Caxias do Sul tinha essa inegável vocação cultural, artística e intelectual no Rio Grande do Sul no começo do século XX, rivalizando até mesmo com Pelotas e Porto Alegre em certos aspectos. O antigo Cine Theatro Apollo de 1921, construído em madeira e depois consumido por um incêndio, deu lugar a um lindo prédio de alvenaria reinaugurado em 1928 que, segundo relatos da época, tinha uma acústica perfeita.
Mais tarde foi reformado e reaberto em 1951 como Cine Ópera, com aquela linda e inesquecível fachada em art decó, mesmo estilo que marcou o auge das construções imponentes no centro da cidade.
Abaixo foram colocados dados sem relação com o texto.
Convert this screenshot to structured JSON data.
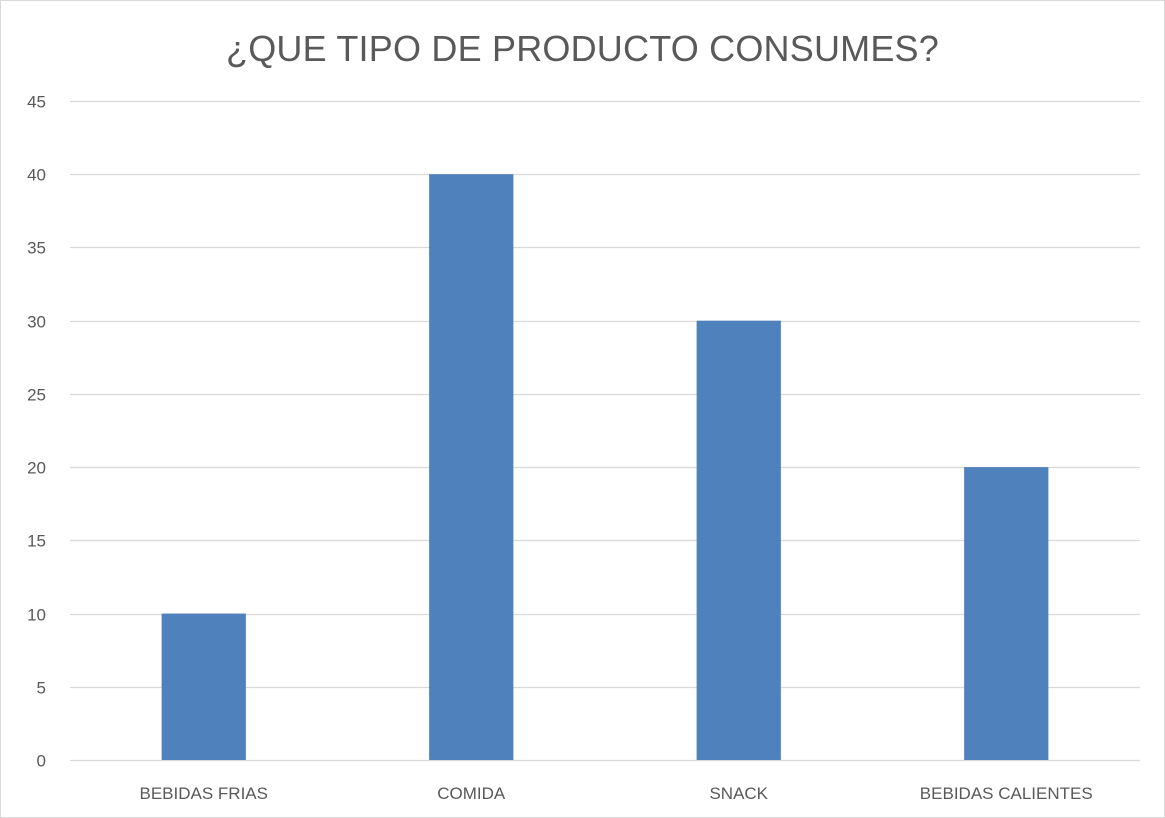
{
  "chart_data": {
    "type": "bar",
    "title": "¿QUE TIPO DE PRODUCTO CONSUMES?",
    "categories": [
      "BEBIDAS FRIAS",
      "COMIDA",
      "SNACK",
      "BEBIDAS CALIENTES"
    ],
    "values": [
      10,
      40,
      30,
      20
    ],
    "ylim": [
      0,
      45
    ],
    "yticks": [
      0,
      5,
      10,
      15,
      20,
      25,
      30,
      35,
      40,
      45
    ],
    "grid": true,
    "legend": "none",
    "colors": {
      "bar": "#4f81bd",
      "grid": "#d9d9d9",
      "text": "#595959"
    }
  }
}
Contudo, no começo dos anos 1990 e com a crise dos cinemas de rua — mais a inevitável dose de progresso burro que infelizmente arrasa com o patrimônio histórico da região inteira —, o Cine Ópera teve sua alma extirpada ao ser fechado e ocupado por moradores de rua e usuários de drogas, até ser destruído num incêndio e depois demolido para dar lugar à tal garagem macabramente batizada com o mesmo nome.
Trago a triste história do Cine Ópera de volta porque fiquei simplesmente estarrecida com uma notícia publicada ontem: estão cogitando “desalmar” mais um prédio histórico de valor cultural incalculável no centro de Caxias do Sul. Destinar o lindo Clube Juvenil para ser a sede de um “camelódromo”, disfarçado pelo eufemismo de “centro de comércio popular”, parece algo inofensivo num primeiro momento, mas sabemos muito bem o que pode acontecer em seguida.
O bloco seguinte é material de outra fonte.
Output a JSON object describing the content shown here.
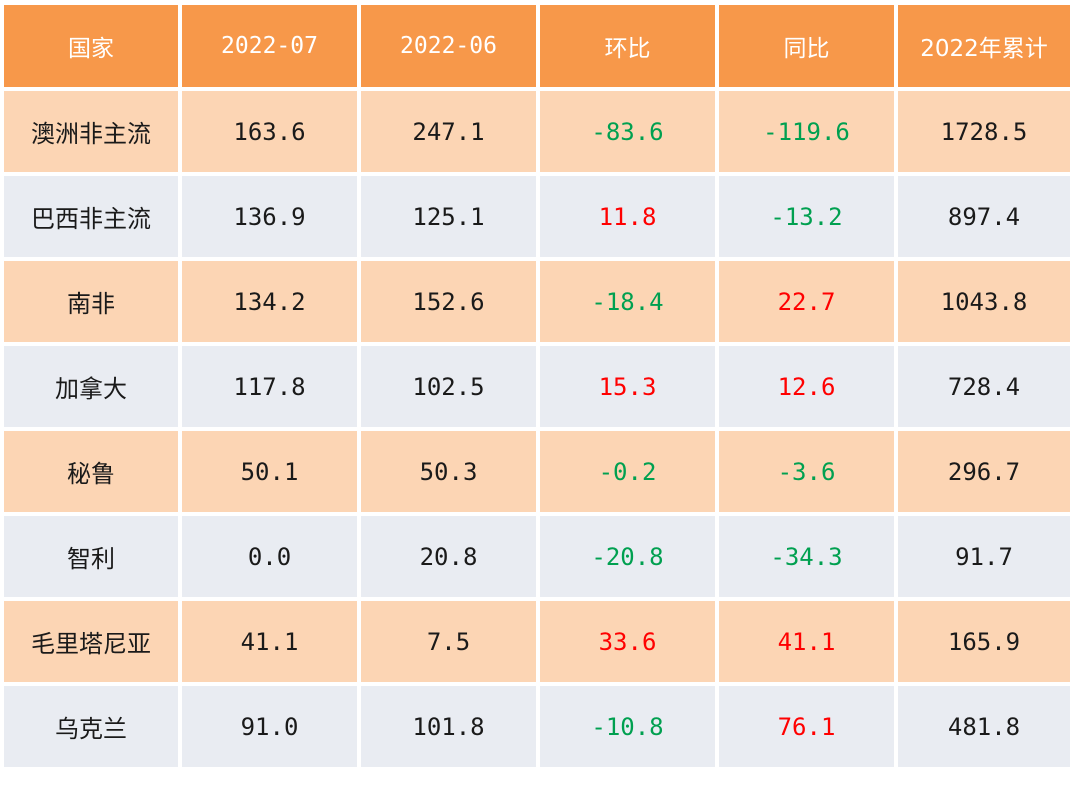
{
  "table": {
    "headers": [
      "国家",
      "2022-07",
      "2022-06",
      "环比",
      "同比",
      "2022年累计"
    ],
    "rows": [
      {
        "country": "澳洲非主流",
        "jul": "163.6",
        "jun": "247.1",
        "mom": "-83.6",
        "yoy": "-119.6",
        "ytd": "1728.5"
      },
      {
        "country": "巴西非主流",
        "jul": "136.9",
        "jun": "125.1",
        "mom": "11.8",
        "yoy": "-13.2",
        "ytd": "897.4"
      },
      {
        "country": "南非",
        "jul": "134.2",
        "jun": "152.6",
        "mom": "-18.4",
        "yoy": "22.7",
        "ytd": "1043.8"
      },
      {
        "country": "加拿大",
        "jul": "117.8",
        "jun": "102.5",
        "mom": "15.3",
        "yoy": "12.6",
        "ytd": "728.4"
      },
      {
        "country": "秘鲁",
        "jul": "50.1",
        "jun": "50.3",
        "mom": "-0.2",
        "yoy": "-3.6",
        "ytd": "296.7"
      },
      {
        "country": "智利",
        "jul": "0.0",
        "jun": "20.8",
        "mom": "-20.8",
        "yoy": "-34.3",
        "ytd": "91.7"
      },
      {
        "country": "毛里塔尼亚",
        "jul": "41.1",
        "jun": "7.5",
        "mom": "33.6",
        "yoy": "41.1",
        "ytd": "165.9"
      },
      {
        "country": "乌克兰",
        "jul": "91.0",
        "jun": "101.8",
        "mom": "-10.8",
        "yoy": "76.1",
        "ytd": "481.8"
      }
    ]
  },
  "colors": {
    "header_bg": "#f7984a",
    "header_text": "#ffffff",
    "row_odd_bg": "#fcd5b4",
    "row_even_bg": "#e9ecf2",
    "increase": "#ff0000",
    "decrease": "#00a050"
  }
}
Um prédio marcante da história de Caxias do Sul merece um destino mais alinhado com seu significado, com sua alma. Por que não transformar o prédio num centro cultural de música, dança, cursos, galeria de arte, museu, cinema, restaurantes e café? Por que não criar um mercado público ou um espaço de convivência e celebração da comunidade? A população de Caxias do Sul merece um centro vibrante, bonito, que respeite e preserve sua história e movimente seu presente.
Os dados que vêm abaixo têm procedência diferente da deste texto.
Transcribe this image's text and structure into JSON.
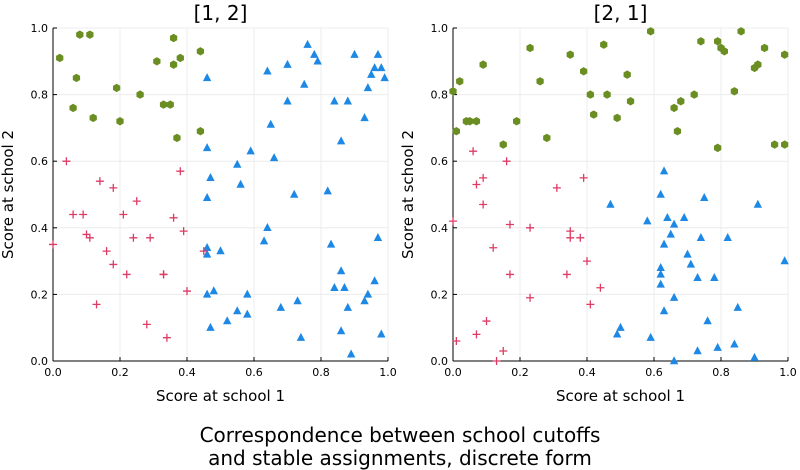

Há poucos dias, dois eventos comprovaram que o centro pode sim honrar o que foi e criar novas memórias: o Grande Espetáculo de Natal — tendo ao fundo a centenária Casa Magnabosco e a linda Catedral Diocesana — e a visita guiada ao Pátio Eberle com curadoria do querido colega Rodrigo Lopes. A grande participação do público, o interesse pela história, o apreço pela cultura e pela celebração combinam com o centro de Caxias do Sul, e principalmente com o patrimônio histórico que ainda resta na cidade.